Are you taking chances? Risking? Betting big? I’m not. My preference is to play it safe and for me, taking chances only happens when the odds are stacked heavily in my favor. I spend far too long ‘getting ready for success’ and am terrified of making a mistake and looking like a fool. Failure is my second to worst nightmare. Second only to not succeeding. I know, those sound like the same thing, right? Trust me when I tell you, they are not.
Not failing – that’s good stuff. But not nearly as amazing as succeeding. In order to experience the thrill of victory, I know I have to take a few chances. Meeting with Eric was like a shot of truth straight to the heart. I’m playing small. As much as it pains me to admit, I know it’s the truth and it’s time to shake things up.
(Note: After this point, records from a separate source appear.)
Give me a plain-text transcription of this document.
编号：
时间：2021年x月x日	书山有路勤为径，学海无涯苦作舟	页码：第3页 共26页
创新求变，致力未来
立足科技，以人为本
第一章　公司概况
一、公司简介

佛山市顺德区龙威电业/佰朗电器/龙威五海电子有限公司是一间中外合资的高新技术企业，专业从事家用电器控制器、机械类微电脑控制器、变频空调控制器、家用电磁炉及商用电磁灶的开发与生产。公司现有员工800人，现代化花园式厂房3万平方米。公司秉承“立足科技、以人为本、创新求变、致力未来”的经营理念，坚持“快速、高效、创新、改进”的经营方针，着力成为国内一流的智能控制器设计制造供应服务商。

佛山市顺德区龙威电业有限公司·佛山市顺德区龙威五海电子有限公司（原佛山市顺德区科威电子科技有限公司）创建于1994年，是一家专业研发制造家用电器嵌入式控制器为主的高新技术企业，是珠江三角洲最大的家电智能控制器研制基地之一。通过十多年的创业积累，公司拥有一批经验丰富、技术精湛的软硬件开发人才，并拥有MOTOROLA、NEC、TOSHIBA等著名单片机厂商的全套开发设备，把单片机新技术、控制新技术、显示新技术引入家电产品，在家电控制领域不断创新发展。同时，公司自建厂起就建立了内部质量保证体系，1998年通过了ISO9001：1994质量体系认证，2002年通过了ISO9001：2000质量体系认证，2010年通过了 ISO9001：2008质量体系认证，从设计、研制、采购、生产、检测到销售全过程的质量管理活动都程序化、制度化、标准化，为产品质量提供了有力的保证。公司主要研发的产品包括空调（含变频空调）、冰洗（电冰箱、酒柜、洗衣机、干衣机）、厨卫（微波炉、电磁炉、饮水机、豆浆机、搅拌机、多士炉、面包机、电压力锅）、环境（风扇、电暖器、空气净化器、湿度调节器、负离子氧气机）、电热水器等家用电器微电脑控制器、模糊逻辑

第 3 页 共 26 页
Eric offers a powerful reminder to all of us, that failure is just a part of life. It’s going to happen. So when it does, embrace it, take a bow and fail fantastically. Then get up and move on.
Merely staying the course – coasting – that’s not living. What are you not doing right this minute that in one, five or ten years you’ll look back and wish you had? The truth is, that time’s going to pass whether you do the thing or not – so go do it! And encourage the dreams of others. Help other people achieve their dreams. Like Eric’s boss at IBM, you never know the lasting impact your words may have. So why not shine a light on everyone?
Finally, Eric’s story is a reminder that while the destination matters, what matters even more is choosing the right companions for the journey. Surround yourself with the right people who encourage you, inspire you, love you and believe in you. There’s an African proverb that says, “If you want to go fast, go alone. If you want to go far, go together.” Find your people and go for it – together!
I love this! I have some friends who just started improv classes to help boost their creativity, so his words on failure connected with me. I’m sending this to them!
Wow! I’m truly in awe of anyone brave enough to do Improv. Which means it’s probably THE thing I most need to do. Thanks for stopping by for sharing!